Intrigued, I went to the library looking for any books that might have a New Zealand focus. Aside from The Paradise Conspiracy, which I refuse to read on the grounds it was written by Ian Wishart, there wasn’t much. There was an American guide to tax havens around the world (the Cook Islands are New Zealand’s local), and the services they offer, and a book called Pay Zero Taxes! written for the New Zealand market by Peter Sibbald. The American guide and the New Zealand book had similar things to say about government: it’s bad and it should get its grubby hands off our money!
If paying less tax makes you feel uncomfortable or troubles your social conscience, it shouldn’t – after all, any money saved can be donated to charity (don’t forget to claim the rebate though). As a patriotic and socially conscious New Zealander, I’m proud to be paying taxes and helping our country grow, develop and strive towards an ideal of providing a place in the sun for all New Zealanders. The only thing is, I could be just as proud for half the money. I’m sure you would feel the same way!
The book details income splitting, trusts, deductions – all the things you hear about when a wealthy MP missteps and gets caught out. Bill English experienced this with his accommodation a few years back, Rodney Hide with his travel.

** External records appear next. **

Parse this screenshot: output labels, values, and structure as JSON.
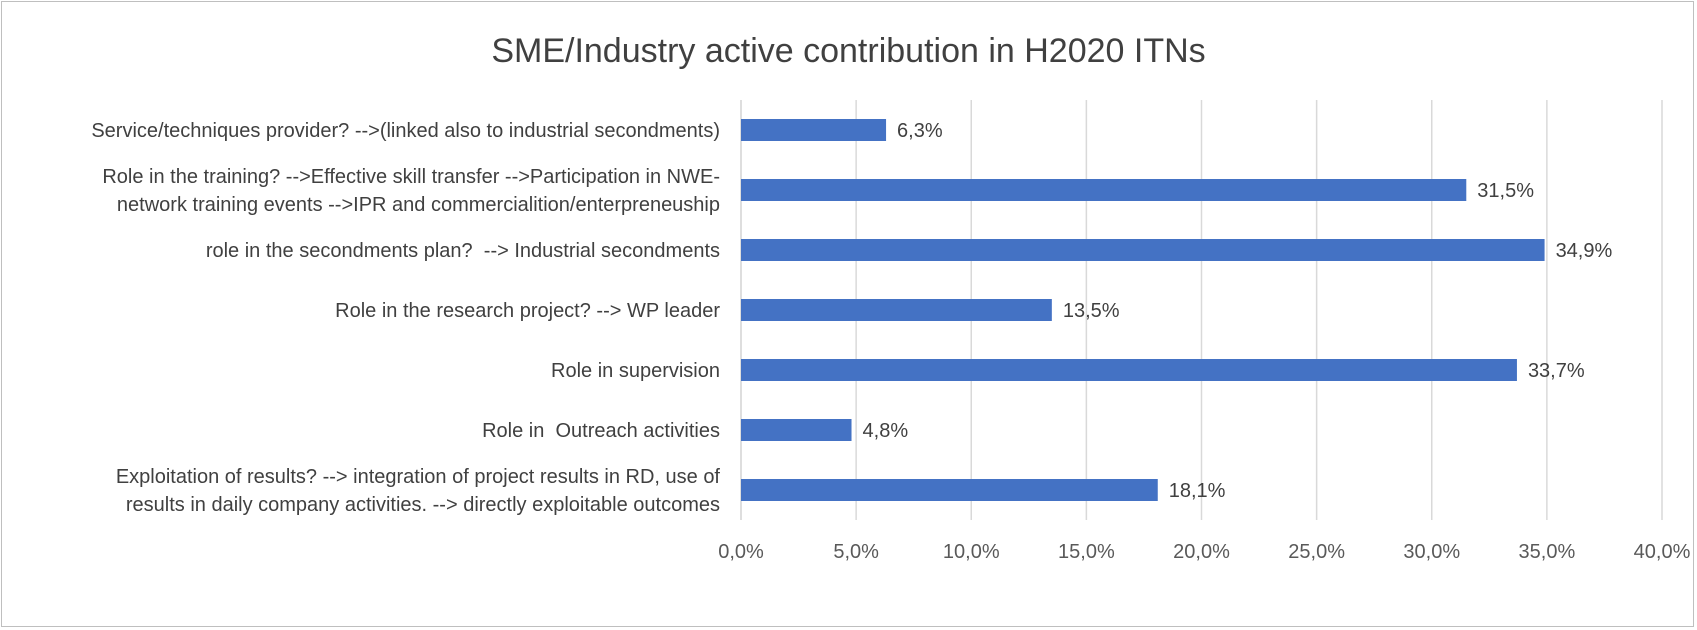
{
  "chart_data": {
    "type": "bar",
    "orientation": "horizontal",
    "title": "SME/Industry active contribution in H2020 ITNs",
    "xlabel": "",
    "ylabel": "",
    "xlim": [
      0,
      40
    ],
    "x_ticks": [
      {
        "value": 0,
        "label": "0,0%"
      },
      {
        "value": 5,
        "label": "5,0%"
      },
      {
        "value": 10,
        "label": "10,0%"
      },
      {
        "value": 15,
        "label": "15,0%"
      },
      {
        "value": 20,
        "label": "20,0%"
      },
      {
        "value": 25,
        "label": "25,0%"
      },
      {
        "value": 30,
        "label": "30,0%"
      },
      {
        "value": 35,
        "label": "35,0%"
      },
      {
        "value": 40,
        "label": "40,0%"
      }
    ],
    "grid": true,
    "bar_color": "#4472c4",
    "categories": [
      [
        "Service/techniques provider? -->(linked also to industrial secondments)"
      ],
      [
        "Role in the training? -->Effective skill transfer -->Participation in NWE-",
        "network training events -->IPR and commercialition/enterpreneuship"
      ],
      [
        "role in the secondments plan?  --> Industrial secondments"
      ],
      [
        "Role in the research project? --> WP leader"
      ],
      [
        "Role in supervision"
      ],
      [
        "Role in  Outreach activities"
      ],
      [
        "Exploitation of results? --> integration of project results in RD, use of",
        "results in daily company activities. --> directly exploitable outcomes"
      ]
    ],
    "values": [
      6.3,
      31.5,
      34.9,
      13.5,
      33.7,
      4.8,
      18.1
    ],
    "data_labels": [
      "6,3%",
      "31,5%",
      "34,9%",
      "13,5%",
      "33,7%",
      "4,8%",
      "18,1%"
    ]
  }
}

The chapter on how to claim deductions tells you all you need to know about who this book is written for. Is it a book written for all New Zealanders? Not really. It outlines how to claim deductions for sport (“if for example your hobby is sailing” – yeah, right), meals (over business is ok), goodwill entertainment to oil the wheels of business (golf, anyone?), your spouse (hire them, and take them everywhere as an employee!), your gym fees (is it on company premises? Sweet as!), your art collection (sometimes), travel (almost always), drycleaning, lifestyle blocks… the list goes on, and on. Who is this describing? Not an average New Zealander. Gym, golf, yachts, overseas travel, business lunches, drycleaning – it’s describing someone who is already well off, and wants to pay less tax. A business man, in short. And yes, I think it is describing a man, and not a woman.
I’m sure that John Banks, John Key and Peter Sibbald think that they are describing “Mum and Dad” New Zealanders all the time, but I think it would be fair to say that they are not. They are describing, on the whole, well-educated, well-off people from the majority ethnic group, who have some extra money, and are comfortable in the milieu of finance, and trusts, and income splitting and tax deductions. People who are “smart” with their money.
I am not smart with my money. I never understood the tax cut argument that National ran in opposition. I don’t want a tax cut. I want the government to take in taxes and use them to maintain good social services and help people who need help. I like parks and libraries and swimming pools (which come to me though rates), and I like hospitals and schools and law and order too. I’m not interested in reducing any of that so that I can have more money to get a golf club membership. I am also interested in businesses paying all the tax they are supposed to as a return on the benefits they receive from functioning in a well-ordered society. There is also no reason for publicly funded charter schools to be exempt from the Official Information Act, or to have their outside funding kept secret. No reason except that it is bad for business. Secrecy on the other hand is bad for democracy.
It’s a good test of where a government’s stance on democracy lies. Whose privacy will they permit to be breached? Whose right to criticise will be curbed? Individual privacy in the case of law reforms around the GCSB, or business privacy in the case of charter schools? Protestors against off-shore drilling, or tougher legislation to protect Petrobras?